Prior to opening Potluck Hawker in Cambie Village, Cheung told the influential on-line magazine Scout Vancouver that he wanted to create a place for people to come together. “When we talk about the most intimate and organic gatherings, it’s always a potluck.”

Paragon Tea Room | 2207 Cambie Street

In a city where there once seemed to be a Starbucks on every street corner, settling down and relaxing with a steaming cup of tea seemed, well, almost weird. But the gap between tea and coffee drinkers isn’t as far apart as one might think; while 70 percent of all adult Canadians drink at least one cup of coffee per day, almost 50 percent consume a cup of tea.
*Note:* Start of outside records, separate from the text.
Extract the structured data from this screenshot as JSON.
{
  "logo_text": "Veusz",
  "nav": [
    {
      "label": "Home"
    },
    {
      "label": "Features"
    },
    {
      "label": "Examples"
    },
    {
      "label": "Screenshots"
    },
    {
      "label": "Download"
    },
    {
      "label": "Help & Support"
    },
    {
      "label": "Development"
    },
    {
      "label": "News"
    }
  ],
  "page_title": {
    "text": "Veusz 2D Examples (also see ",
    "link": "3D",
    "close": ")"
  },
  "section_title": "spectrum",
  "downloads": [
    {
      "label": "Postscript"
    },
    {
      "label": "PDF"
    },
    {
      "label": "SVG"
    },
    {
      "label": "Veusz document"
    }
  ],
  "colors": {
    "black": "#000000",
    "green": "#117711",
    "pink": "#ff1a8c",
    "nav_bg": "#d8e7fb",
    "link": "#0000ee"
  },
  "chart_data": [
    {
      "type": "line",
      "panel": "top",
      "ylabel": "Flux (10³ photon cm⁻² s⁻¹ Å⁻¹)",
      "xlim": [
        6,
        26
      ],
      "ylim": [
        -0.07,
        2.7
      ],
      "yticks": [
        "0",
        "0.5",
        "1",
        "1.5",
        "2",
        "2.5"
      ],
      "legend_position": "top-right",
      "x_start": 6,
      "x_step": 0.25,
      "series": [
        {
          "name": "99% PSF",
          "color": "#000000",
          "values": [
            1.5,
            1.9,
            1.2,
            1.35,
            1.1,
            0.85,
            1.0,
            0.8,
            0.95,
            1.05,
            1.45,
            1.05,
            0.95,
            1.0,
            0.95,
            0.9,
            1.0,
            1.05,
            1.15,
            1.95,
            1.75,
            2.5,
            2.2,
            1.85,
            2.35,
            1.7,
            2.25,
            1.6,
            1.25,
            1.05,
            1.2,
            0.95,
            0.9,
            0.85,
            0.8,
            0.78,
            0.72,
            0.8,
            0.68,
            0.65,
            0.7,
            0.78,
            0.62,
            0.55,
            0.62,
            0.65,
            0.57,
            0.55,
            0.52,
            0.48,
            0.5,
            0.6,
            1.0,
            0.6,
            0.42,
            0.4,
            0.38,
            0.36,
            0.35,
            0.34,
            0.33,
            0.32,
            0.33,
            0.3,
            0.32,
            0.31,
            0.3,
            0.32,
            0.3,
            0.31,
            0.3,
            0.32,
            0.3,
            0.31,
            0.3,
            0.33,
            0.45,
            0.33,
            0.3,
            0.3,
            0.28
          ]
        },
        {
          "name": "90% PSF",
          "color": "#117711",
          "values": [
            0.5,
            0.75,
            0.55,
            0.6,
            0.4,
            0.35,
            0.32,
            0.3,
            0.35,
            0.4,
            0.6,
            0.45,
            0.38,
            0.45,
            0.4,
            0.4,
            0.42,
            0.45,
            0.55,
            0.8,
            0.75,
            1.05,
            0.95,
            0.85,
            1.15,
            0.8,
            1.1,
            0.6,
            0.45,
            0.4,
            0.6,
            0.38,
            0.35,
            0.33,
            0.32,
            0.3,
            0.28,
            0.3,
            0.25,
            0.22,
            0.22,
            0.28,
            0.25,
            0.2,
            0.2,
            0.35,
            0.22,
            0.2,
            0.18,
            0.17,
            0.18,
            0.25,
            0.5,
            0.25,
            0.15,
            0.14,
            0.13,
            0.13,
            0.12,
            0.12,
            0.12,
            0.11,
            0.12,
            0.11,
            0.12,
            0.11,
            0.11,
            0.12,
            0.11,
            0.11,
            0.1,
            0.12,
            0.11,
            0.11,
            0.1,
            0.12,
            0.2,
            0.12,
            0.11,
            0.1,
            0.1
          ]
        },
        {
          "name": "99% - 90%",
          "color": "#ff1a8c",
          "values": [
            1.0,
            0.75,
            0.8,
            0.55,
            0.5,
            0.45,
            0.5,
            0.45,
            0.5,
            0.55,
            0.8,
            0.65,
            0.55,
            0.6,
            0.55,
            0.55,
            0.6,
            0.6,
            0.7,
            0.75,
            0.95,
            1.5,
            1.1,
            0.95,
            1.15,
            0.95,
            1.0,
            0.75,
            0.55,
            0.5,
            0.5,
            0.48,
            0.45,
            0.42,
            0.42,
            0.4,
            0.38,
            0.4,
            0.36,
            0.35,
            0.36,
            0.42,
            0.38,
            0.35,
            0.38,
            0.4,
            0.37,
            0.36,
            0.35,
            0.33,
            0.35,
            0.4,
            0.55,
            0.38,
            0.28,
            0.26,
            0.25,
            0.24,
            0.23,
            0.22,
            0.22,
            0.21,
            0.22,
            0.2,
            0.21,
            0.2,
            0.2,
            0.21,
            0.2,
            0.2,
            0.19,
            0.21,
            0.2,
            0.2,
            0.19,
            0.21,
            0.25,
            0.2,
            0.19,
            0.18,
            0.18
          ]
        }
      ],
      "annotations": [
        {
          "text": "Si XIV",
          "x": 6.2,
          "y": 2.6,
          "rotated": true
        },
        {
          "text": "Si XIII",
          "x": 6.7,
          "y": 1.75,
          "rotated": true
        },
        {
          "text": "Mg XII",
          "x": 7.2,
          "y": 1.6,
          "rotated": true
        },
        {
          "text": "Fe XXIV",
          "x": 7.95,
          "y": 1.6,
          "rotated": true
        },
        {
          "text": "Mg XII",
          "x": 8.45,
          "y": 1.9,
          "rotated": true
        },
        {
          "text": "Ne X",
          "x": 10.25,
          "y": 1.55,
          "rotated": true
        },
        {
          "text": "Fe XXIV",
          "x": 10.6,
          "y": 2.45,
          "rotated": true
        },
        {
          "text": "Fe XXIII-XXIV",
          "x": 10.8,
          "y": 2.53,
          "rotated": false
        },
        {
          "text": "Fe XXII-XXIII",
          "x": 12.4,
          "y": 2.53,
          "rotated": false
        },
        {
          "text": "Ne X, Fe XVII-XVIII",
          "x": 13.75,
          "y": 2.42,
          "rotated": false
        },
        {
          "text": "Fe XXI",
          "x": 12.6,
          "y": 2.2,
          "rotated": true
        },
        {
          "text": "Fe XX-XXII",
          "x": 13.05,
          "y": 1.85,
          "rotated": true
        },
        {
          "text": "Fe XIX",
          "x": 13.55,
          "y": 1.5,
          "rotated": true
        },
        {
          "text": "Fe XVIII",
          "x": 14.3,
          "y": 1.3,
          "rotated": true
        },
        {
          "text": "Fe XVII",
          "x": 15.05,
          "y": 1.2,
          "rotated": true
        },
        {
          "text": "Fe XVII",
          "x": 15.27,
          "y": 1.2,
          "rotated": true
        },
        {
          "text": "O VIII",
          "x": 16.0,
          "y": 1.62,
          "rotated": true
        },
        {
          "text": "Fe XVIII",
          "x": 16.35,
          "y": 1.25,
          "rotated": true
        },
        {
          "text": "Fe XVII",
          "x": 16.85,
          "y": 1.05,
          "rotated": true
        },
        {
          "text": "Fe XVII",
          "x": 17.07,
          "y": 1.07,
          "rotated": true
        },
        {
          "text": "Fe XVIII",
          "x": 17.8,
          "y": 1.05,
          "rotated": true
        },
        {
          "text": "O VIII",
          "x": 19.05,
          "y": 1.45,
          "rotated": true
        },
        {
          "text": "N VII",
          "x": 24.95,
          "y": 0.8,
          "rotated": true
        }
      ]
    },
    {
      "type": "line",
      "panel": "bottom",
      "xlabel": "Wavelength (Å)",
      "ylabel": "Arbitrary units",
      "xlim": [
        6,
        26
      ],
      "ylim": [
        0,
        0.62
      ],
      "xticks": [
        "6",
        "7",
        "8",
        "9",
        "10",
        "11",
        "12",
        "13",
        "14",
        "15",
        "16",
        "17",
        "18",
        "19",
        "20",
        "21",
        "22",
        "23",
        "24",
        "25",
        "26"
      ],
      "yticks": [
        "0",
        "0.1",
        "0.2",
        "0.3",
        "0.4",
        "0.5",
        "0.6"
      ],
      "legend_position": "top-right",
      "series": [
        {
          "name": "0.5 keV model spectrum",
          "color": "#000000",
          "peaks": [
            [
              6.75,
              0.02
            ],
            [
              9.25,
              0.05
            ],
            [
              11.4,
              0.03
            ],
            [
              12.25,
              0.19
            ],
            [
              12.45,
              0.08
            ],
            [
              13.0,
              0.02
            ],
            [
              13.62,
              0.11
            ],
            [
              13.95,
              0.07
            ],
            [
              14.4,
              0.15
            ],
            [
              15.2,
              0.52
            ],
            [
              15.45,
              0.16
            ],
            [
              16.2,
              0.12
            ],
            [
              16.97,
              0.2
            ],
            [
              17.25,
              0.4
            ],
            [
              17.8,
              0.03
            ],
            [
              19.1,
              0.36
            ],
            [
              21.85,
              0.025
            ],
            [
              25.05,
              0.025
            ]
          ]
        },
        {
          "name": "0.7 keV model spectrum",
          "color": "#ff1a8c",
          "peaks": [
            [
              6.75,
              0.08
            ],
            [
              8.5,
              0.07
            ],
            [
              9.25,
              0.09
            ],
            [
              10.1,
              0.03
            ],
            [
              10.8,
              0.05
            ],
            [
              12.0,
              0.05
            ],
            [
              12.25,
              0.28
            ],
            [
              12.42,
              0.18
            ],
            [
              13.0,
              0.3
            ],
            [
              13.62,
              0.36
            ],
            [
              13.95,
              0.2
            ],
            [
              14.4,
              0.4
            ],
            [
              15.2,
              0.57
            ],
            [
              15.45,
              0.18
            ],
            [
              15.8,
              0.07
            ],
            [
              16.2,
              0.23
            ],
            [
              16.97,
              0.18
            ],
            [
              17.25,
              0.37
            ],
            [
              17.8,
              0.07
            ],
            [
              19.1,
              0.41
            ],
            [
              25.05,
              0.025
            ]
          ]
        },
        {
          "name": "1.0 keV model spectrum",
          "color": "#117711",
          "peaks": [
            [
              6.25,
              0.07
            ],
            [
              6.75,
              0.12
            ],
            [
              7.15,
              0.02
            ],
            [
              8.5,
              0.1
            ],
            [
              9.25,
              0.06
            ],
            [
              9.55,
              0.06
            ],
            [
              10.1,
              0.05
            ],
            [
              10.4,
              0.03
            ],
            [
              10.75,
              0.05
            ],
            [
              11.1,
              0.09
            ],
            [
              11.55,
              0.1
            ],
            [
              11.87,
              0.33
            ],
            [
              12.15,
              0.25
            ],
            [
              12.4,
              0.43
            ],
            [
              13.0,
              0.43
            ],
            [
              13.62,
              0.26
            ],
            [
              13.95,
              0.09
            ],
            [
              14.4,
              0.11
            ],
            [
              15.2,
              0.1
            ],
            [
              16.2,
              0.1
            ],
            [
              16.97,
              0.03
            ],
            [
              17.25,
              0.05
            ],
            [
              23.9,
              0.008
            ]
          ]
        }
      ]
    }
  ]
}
Indeed, there’s a lot to discover in a world that goes far beyond Earl Grey and Red Zinger. Opened in 2020 by two former Hong Kong ex-patriates, the Paragon Tea Room’s peaceful ambience provides the perfect environment for exploring tea’s vast universe. Paragon’s mission statement strives to “create a culture of inclusion, experimentation and openness.”

The innovative Tea’spresso machine utilizes a unique infusion process which duplicates flavours normally only experienced during a formal tea ceremony and allows for a wide range of specialty drinks that one had to experience in person to appreciate.

Most of the “ceremony grade” premium teas used in Paragon’s drinks are available for sale so that you have your very own tea ceremony at home. What you won’t get is the very special, appreciative vibe that Paragon’s staff extends to each customer who comes through the door. The self-professed “tea nerd” staff will patiently describe each richly nuanced offering to the novice tippler.